No abrió la boca. No hizo declaraciones ni pronunció discursos. Pero, con su sola presencia, Angela Merkel se convirtió este viernes en la estrella del congreso de la Unión Democristiana en la ciudad alemana occidental de Stuttgart, y opacó a su viejo rival, y actual canciller, Friedrich Merz. ...

Era la primera vez que la excanciller democristiana asistía a un cónclave de su partido desde que en 2021, tras 16 años en el poder, abandonó el escenario. Para Merz, vencedor hace un año en las elecciones generales, era una presencia incómoda. Un recordatorio de sus carencias a la hora de forjar consensos y sus dificultades para remontar en los sondeos. Pero también un signo de unidad. La excanciller sigue teniendo tirón popular.

La pesadilla, para Merz, es Alternativa para Alemania (AfD).
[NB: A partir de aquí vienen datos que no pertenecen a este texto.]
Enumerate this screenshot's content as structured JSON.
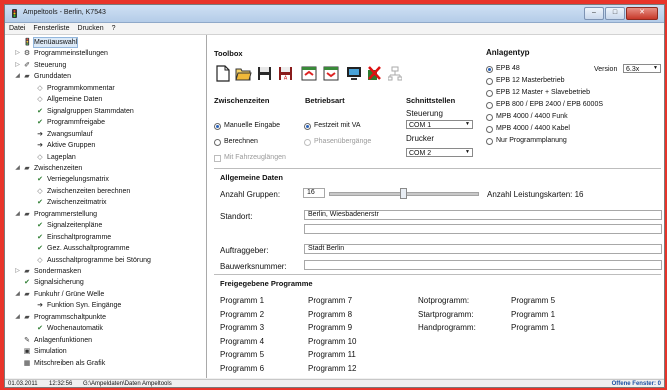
{
  "window": {
    "title": "Ampeltools - Berlin, K7543",
    "min": "–",
    "max": "□",
    "close": "✕"
  },
  "menu": [
    "Datei",
    "Fensterliste",
    "Drucken",
    "?"
  ],
  "tree": [
    {
      "label": "Menüauswahl",
      "icon": "traffic-light-icon"
    },
    {
      "label": "Programmeinstellungen",
      "icon": "settings-icon"
    },
    {
      "label": "Steuerung",
      "icon": "steering-icon"
    },
    {
      "label": "Grunddaten",
      "icon": "folder-icon"
    },
    {
      "label": "Programmkommentar",
      "icon": "bullet-icon"
    },
    {
      "label": "Allgemeine Daten",
      "icon": "bullet-icon"
    },
    {
      "label": "Signalgruppen Stammdaten",
      "icon": "check-icon"
    },
    {
      "label": "Programmfreigabe",
      "icon": "check-icon"
    },
    {
      "label": "Zwangsumlauf",
      "icon": "arrow-icon"
    },
    {
      "label": "Aktive Gruppen",
      "icon": "arrow-icon"
    },
    {
      "label": "Lageplan",
      "icon": "bullet-icon"
    },
    {
      "label": "Zwischenzeiten",
      "icon": "folder-icon"
    },
    {
      "label": "Verriegelungsmatrix",
      "icon": "check-icon"
    },
    {
      "label": "Zwischenzeiten berechnen",
      "icon": "bullet-icon"
    },
    {
      "label": "Zwischenzeitmatrix",
      "icon": "check-icon"
    },
    {
      "label": "Programmerstellung",
      "icon": "folder-icon"
    },
    {
      "label": "Signalzeitenpläne",
      "icon": "check-icon"
    },
    {
      "label": "Einschaltprogramme",
      "icon": "check-icon"
    },
    {
      "label": "Gez. Ausschaltprogramme",
      "icon": "check-icon"
    },
    {
      "label": "Ausschaltprogramme bei Störung",
      "icon": "bullet-icon"
    },
    {
      "label": "Sondermasken",
      "icon": "folder-icon"
    },
    {
      "label": "Signalsicherung",
      "icon": "check-icon"
    },
    {
      "label": "Funkuhr / Grüne Welle",
      "icon": "folder-icon"
    },
    {
      "label": "Funktion Syn. Eingänge",
      "icon": "arrow-icon"
    },
    {
      "label": "Programmschaltpunkte",
      "icon": "folder-icon"
    },
    {
      "label": "Wochenautomatik",
      "icon": "check-icon"
    },
    {
      "label": "Anlagenfunktionen",
      "icon": "tool-icon"
    },
    {
      "label": "Simulation",
      "icon": "simulation-icon"
    },
    {
      "label": "Mitschreiben als Grafik",
      "icon": "chart-icon"
    }
  ],
  "toolbox": {
    "title": "Toolbox"
  },
  "zwischenzeiten": {
    "title": "Zwischenzeiten",
    "opt1": "Manuelle Eingabe",
    "opt2": "Berechnen",
    "chk": "Mit Fahrzeuglängen"
  },
  "betriebsart": {
    "title": "Betriebsart",
    "opt1": "Festzeit mit VA",
    "opt2": "Phasenübergänge"
  },
  "schnittstellen": {
    "title": "Schnittstellen",
    "steuerung_label": "Steuerung",
    "steuerung_value": "COM 1",
    "drucker_label": "Drucker",
    "drucker_value": "COM 2"
  },
  "anlagentyp": {
    "title": "Anlagentyp",
    "options": [
      "EPB 48",
      "EPB 12 Masterbetrieb",
      "EPB 12 Master + Slavebetrieb",
      "EPB 800 / EPB 2400 / EPB 6000S",
      "MPB 4000 / 4400 Funk",
      "MPB 4000 / 4400 Kabel",
      "Nur Programmplanung"
    ],
    "version_label": "Version",
    "version_value": "6.3x"
  },
  "allgemeine": {
    "title": "Allgemeine Daten",
    "anzahl_label": "Anzahl Gruppen:",
    "anzahl_value": "16",
    "leistungskarten": "Anzahl Leistungskarten: 16",
    "slider_fraction": 0.5,
    "standort_label": "Standort:",
    "standort_value": "Berlin, Wiesbadenerstr",
    "auftraggeber_label": "Auftraggeber:",
    "auftraggeber_value": "Stadt Berlin",
    "bauwerksnummer_label": "Bauwerksnummer:"
  },
  "freigegebene": {
    "title": "Freigegebene Programme",
    "col1": [
      "Programm 1",
      "Programm 2",
      "Programm 3",
      "Programm 4",
      "Programm 5",
      "Programm 6"
    ],
    "col2": [
      "Programm 7",
      "Programm 8",
      "Programm 9",
      "Programm 10",
      "Programm 11",
      "Programm 12"
    ],
    "labels": [
      "Notprogramm:",
      "Startprogramm:",
      "Handprogramm:"
    ],
    "values": [
      "Programm 5",
      "Programm 1",
      "Programm 1"
    ]
  },
  "status": {
    "date": "01.03.2011",
    "time": "12:32:56",
    "path": "G:\\Ampeldaten\\Daten Ampeltools",
    "right": "Offene Fenster: 0"
  }
}
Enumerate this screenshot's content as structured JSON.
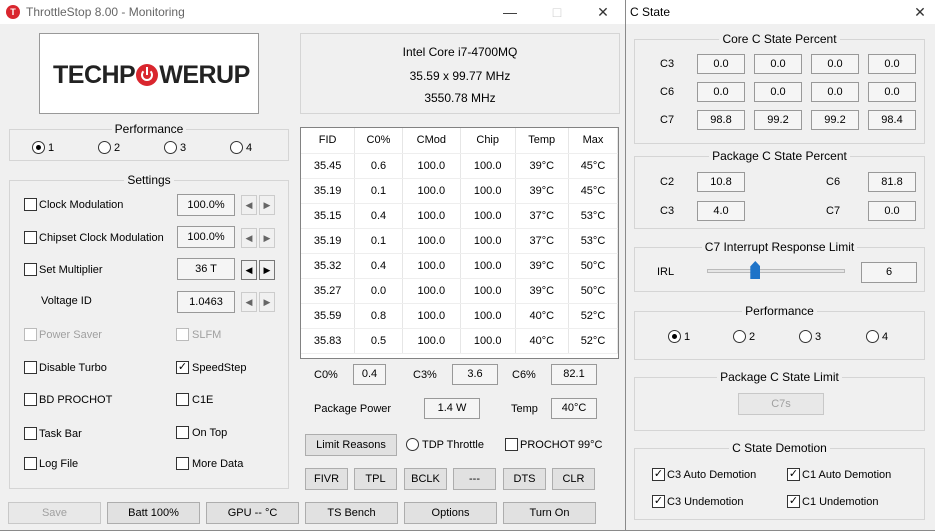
{
  "main": {
    "title": "ThrottleStop 8.00 - Monitoring",
    "logo": {
      "left": "TECHP",
      "right": "WERUP"
    },
    "cpu": {
      "name": "Intel Core i7-4700MQ",
      "mult": "35.59 x 99.77 MHz",
      "freq": "3550.78 MHz"
    },
    "performance": {
      "title": "Performance",
      "options": [
        "1",
        "2",
        "3",
        "4"
      ],
      "selected": 0
    },
    "settings": {
      "title": "Settings",
      "clock_mod": {
        "label": "Clock Modulation",
        "value": "100.0%"
      },
      "chipset_mod": {
        "label": "Chipset Clock Modulation",
        "value": "100.0%"
      },
      "set_mult": {
        "label": "Set Multiplier",
        "value": "36 T"
      },
      "voltage": {
        "label": "Voltage ID",
        "value": "1.0463"
      },
      "power_saver": "Power Saver",
      "slfm": "SLFM",
      "disable_turbo": "Disable Turbo",
      "speedstep": "SpeedStep",
      "bd_prochot": "BD PROCHOT",
      "c1e": "C1E",
      "task_bar": "Task Bar",
      "on_top": "On Top",
      "log_file": "Log File",
      "more_data": "More Data"
    },
    "table": {
      "headers": [
        "FID",
        "C0%",
        "CMod",
        "Chip",
        "Temp",
        "Max"
      ],
      "rows": [
        [
          "35.45",
          "0.6",
          "100.0",
          "100.0",
          "39°C",
          "45°C"
        ],
        [
          "35.19",
          "0.1",
          "100.0",
          "100.0",
          "39°C",
          "45°C"
        ],
        [
          "35.15",
          "0.4",
          "100.0",
          "100.0",
          "37°C",
          "53°C"
        ],
        [
          "35.19",
          "0.1",
          "100.0",
          "100.0",
          "37°C",
          "53°C"
        ],
        [
          "35.32",
          "0.4",
          "100.0",
          "100.0",
          "39°C",
          "50°C"
        ],
        [
          "35.27",
          "0.0",
          "100.0",
          "100.0",
          "39°C",
          "50°C"
        ],
        [
          "35.59",
          "0.8",
          "100.0",
          "100.0",
          "40°C",
          "52°C"
        ],
        [
          "35.83",
          "0.5",
          "100.0",
          "100.0",
          "40°C",
          "52°C"
        ]
      ]
    },
    "stats": {
      "c0_label": "C0%",
      "c0": "0.4",
      "c3_label": "C3%",
      "c3": "3.6",
      "c6_label": "C6%",
      "c6": "82.1",
      "pkg_power_label": "Package Power",
      "pkg_power": "1.4 W",
      "temp_label": "Temp",
      "temp": "40°C"
    },
    "limit_reasons": "Limit Reasons",
    "tdp_throttle": "TDP Throttle",
    "prochot": "PROCHOT 99°C",
    "small_buttons": [
      "FIVR",
      "TPL",
      "BCLK",
      "---",
      "DTS",
      "CLR"
    ],
    "bottom_buttons": [
      "Save",
      "Batt 100%",
      "GPU -- °C",
      "TS Bench",
      "Options",
      "Turn On"
    ]
  },
  "cstate": {
    "title": "C State",
    "core": {
      "title": "Core C State Percent",
      "rows": [
        {
          "label": "C3",
          "values": [
            "0.0",
            "0.0",
            "0.0",
            "0.0"
          ]
        },
        {
          "label": "C6",
          "values": [
            "0.0",
            "0.0",
            "0.0",
            "0.0"
          ]
        },
        {
          "label": "C7",
          "values": [
            "98.8",
            "99.2",
            "99.2",
            "98.4"
          ]
        }
      ]
    },
    "package": {
      "title": "Package C State Percent",
      "c2_label": "C2",
      "c2": "10.8",
      "c6_label": "C6",
      "c6": "81.8",
      "c3_label": "C3",
      "c3": "4.0",
      "c7_label": "C7",
      "c7": "0.0"
    },
    "irl": {
      "title": "C7 Interrupt Response Limit",
      "label": "IRL",
      "value": "6",
      "slider_fraction": 0.35
    },
    "performance": {
      "title": "Performance",
      "options": [
        "1",
        "2",
        "3",
        "4"
      ],
      "selected": 0
    },
    "pkg_limit": {
      "title": "Package C State Limit",
      "value": "C7s"
    },
    "demotion": {
      "title": "C State Demotion",
      "c3_auto": "C3 Auto Demotion",
      "c1_auto": "C1 Auto Demotion",
      "c3_un": "C3 Undemotion",
      "c1_un": "C1 Undemotion"
    }
  },
  "colors": {
    "accent": "#d9262e",
    "slider": "#1e73c8"
  }
}
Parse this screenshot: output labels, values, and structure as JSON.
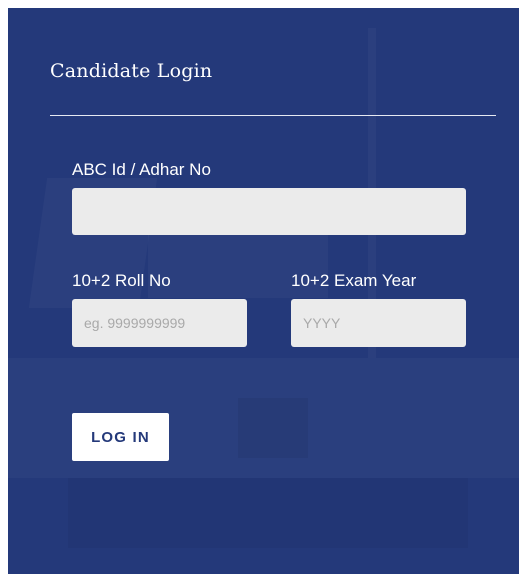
{
  "form": {
    "title": "Candidate Login",
    "abc_id": {
      "label": "ABC Id / Adhar No",
      "value": "",
      "placeholder": ""
    },
    "roll_no": {
      "label": "10+2 Roll No",
      "value": "",
      "placeholder": "eg. 9999999999"
    },
    "exam_year": {
      "label": "10+2 Exam Year",
      "value": "",
      "placeholder": "YYYY"
    },
    "login_label": "LOG IN"
  },
  "colors": {
    "panel_background": "#24397a",
    "field_background": "#ebebeb",
    "button_background": "#ffffff",
    "button_text": "#24397a"
  }
}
El partido de extrema derecha encabeza la oposición en el Bundestag. Según los sondeos, vencerá en las elecciones de septiembre en los Estados orientales de Sajonia-Anhalt y Mecklenburgo-Pomerania Occidental, y podrían llegar a gobernar, algo insólito en la Alemania contemporánea. El debate sobre el cordón sanitario o cortafuegos, que impide a todos los partidos democráticos pactar con AfD, está abierto. Cuando los democristianos deban decidir qué hacer ante la victoria de la extrema derecha en septiembre, se intensificará.